Flynn stared at him. “Why are we just hearing about this intel source now?” he asked finally.
“Because the very existence of this asset has been a closely held secret,” the older man explained. “One confined, in fact, to a handful of Four’s most senior people, and even then only on a strict, need-to-know basis.”
“And I suppose we didn’t need to know,” Flynn realized.
Fox nodded. “Correct. Given the perceived odds against your team succeeding in killing Voronin without being captured or killed, the Four station in control judged that revealing the existence of this asset to you was too great a risk.” He shrugged. “For what it’s worth, I concurred in their decision.”
Van Horn snorted, half in amusement, half in irritation. “Nice vote of confidence, Br’er Fox.”
“Unfortunately, there’s usually a gap between probable outcomes and desirable ones, Laura,” Fox told her. “I do my best to keep that fact firmly in mind.”
“So what’s changed now?” Flynn asked.
“First, this intelligence asset has been able to identify a location Voronin has apparently made repeated visits to over the past several months—including the same day you carried out your attempted reconnaissance of his estate,” Fox told him. He picked up a small wireless remote and activated the projector screen. It lit up, revealing a high-resolution overhead view of a large complex of modern buildings. Many of them, those in the very center, appeared to be roofed with glass. The entire compound was surrounded by barbed wire fences and dense forest. “This picture was obtained during a recent pass by a commercial imaging satellite,” Fox explained. He nodded at the screen. “It shows a facility known as the Special Research Institute for Plant Genetics.”

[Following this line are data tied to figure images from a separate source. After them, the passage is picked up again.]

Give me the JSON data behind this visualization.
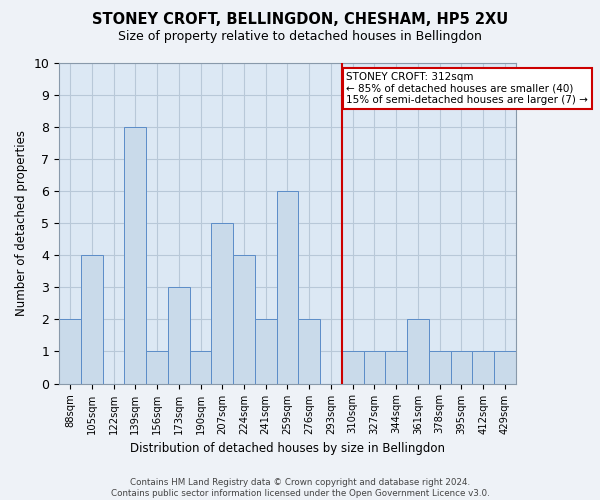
{
  "title": "STONEY CROFT, BELLINGDON, CHESHAM, HP5 2XU",
  "subtitle": "Size of property relative to detached houses in Bellingdon",
  "xlabel": "Distribution of detached houses by size in Bellingdon",
  "ylabel": "Number of detached properties",
  "categories": [
    "88sqm",
    "105sqm",
    "122sqm",
    "139sqm",
    "156sqm",
    "173sqm",
    "190sqm",
    "207sqm",
    "224sqm",
    "241sqm",
    "259sqm",
    "276sqm",
    "293sqm",
    "310sqm",
    "327sqm",
    "344sqm",
    "361sqm",
    "378sqm",
    "395sqm",
    "412sqm",
    "429sqm"
  ],
  "values": [
    2,
    4,
    0,
    8,
    1,
    3,
    1,
    5,
    4,
    2,
    6,
    2,
    0,
    1,
    1,
    1,
    2,
    1,
    1,
    1,
    1
  ],
  "bar_color": "#c9daea",
  "bar_edge_color": "#5b8cc8",
  "ylim": [
    0,
    10
  ],
  "yticks": [
    0,
    1,
    2,
    3,
    4,
    5,
    6,
    7,
    8,
    9,
    10
  ],
  "vline_x": 12.5,
  "vline_color": "#cc0000",
  "annotation_text": "STONEY CROFT: 312sqm\n← 85% of detached houses are smaller (40)\n15% of semi-detached houses are larger (7) →",
  "annotation_box_color": "#cc0000",
  "footer": "Contains HM Land Registry data © Crown copyright and database right 2024.\nContains public sector information licensed under the Open Government Licence v3.0.",
  "bg_color": "#eef2f7",
  "plot_bg_color": "#dce8f4",
  "grid_color": "#b8c8d8",
  "title_fontsize": 10.5,
  "subtitle_fontsize": 9
}
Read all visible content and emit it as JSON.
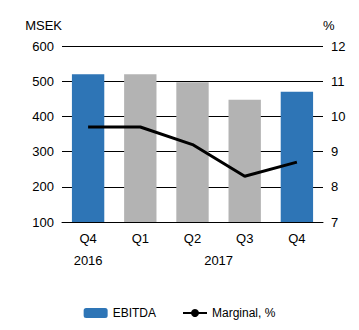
{
  "chart_data": {
    "type": "bar",
    "categories": [
      "Q4",
      "Q1",
      "Q2",
      "Q3",
      "Q4"
    ],
    "year_labels": [
      {
        "label": "2016",
        "start": 0,
        "end": 0
      },
      {
        "label": "2017",
        "start": 1,
        "end": 4
      }
    ],
    "ylabel": "MSEK",
    "y2label": "%",
    "ylim": [
      100,
      600
    ],
    "yticks": [
      100,
      200,
      300,
      400,
      500,
      600
    ],
    "y2lim": [
      7,
      12
    ],
    "y2ticks": [
      7,
      8,
      9,
      10,
      11,
      12
    ],
    "grid": true,
    "legend": "bottom",
    "series": [
      {
        "name": "EBITDA",
        "type": "bar",
        "color": "#2e75b6",
        "colors": [
          "#2e75b6",
          "#b3b3b3",
          "#b3b3b3",
          "#b3b3b3",
          "#2e75b6"
        ],
        "values": [
          520,
          520,
          497,
          447,
          470
        ]
      },
      {
        "name": "Marginal, %",
        "type": "line",
        "axis": "y2",
        "color": "#000000",
        "values": [
          9.7,
          9.7,
          9.2,
          8.3,
          8.7
        ]
      }
    ]
  }
}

“Which does what, exactly?” Flynn pressed.
Fox shrugged. “Therein lies the rub. To the best of our knowledge, this so-called Institute is entirely unconnected to the ordinary world of scientific research. The scientists employed there have never published papers or test results in any known scientific or technical journals. In fact, it seems impossible even to learn precisely who works at this Institute, let alone what exactly they’re working on.”

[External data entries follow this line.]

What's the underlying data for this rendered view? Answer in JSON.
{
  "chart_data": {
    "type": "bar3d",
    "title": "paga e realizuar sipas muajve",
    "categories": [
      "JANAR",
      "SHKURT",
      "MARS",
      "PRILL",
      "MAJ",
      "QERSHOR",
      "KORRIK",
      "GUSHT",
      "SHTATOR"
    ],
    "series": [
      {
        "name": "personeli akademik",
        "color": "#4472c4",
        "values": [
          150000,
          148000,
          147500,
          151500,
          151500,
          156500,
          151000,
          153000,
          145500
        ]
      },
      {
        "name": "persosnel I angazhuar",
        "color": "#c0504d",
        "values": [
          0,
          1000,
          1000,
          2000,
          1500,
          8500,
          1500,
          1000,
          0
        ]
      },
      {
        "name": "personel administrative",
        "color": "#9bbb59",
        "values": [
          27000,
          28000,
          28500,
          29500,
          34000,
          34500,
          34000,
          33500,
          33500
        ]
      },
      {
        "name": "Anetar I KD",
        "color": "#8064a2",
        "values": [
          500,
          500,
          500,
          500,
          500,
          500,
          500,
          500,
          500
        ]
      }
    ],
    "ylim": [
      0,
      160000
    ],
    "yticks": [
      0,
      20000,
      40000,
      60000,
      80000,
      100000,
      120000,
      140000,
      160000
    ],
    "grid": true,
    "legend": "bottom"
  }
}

“That level of secrecy suggests we’re looking at a bioweapons lab of some kind,” Flynn realized.
Fox nodded. “The analysts we’ve consulted agree.”
“Run by the Russian government?”
The older man shook his head. “It seems not. What little we can dig up suggests that the Institute is a private facility.”
Flynn grimaced. “Funded by Voronin and the Raven Syndicate,” he guessed.
“Quite probably,” Fox agreed. His expression grew somber. “Given the name, it at least seems likely that the facility’s research efforts revolve around creating new biological weapons aimed at plants, rather than at people directly.”
“At food crops, you mean,” Flynn said.
The older man nodded again. “American agriculture is the linchpin, not only of this county, but of the whole world’s food supply. If some new and untreatable plant diseases were unleashed against us, the damage inflicted on our crops could easily trigger devastating famines, both here and around the world.”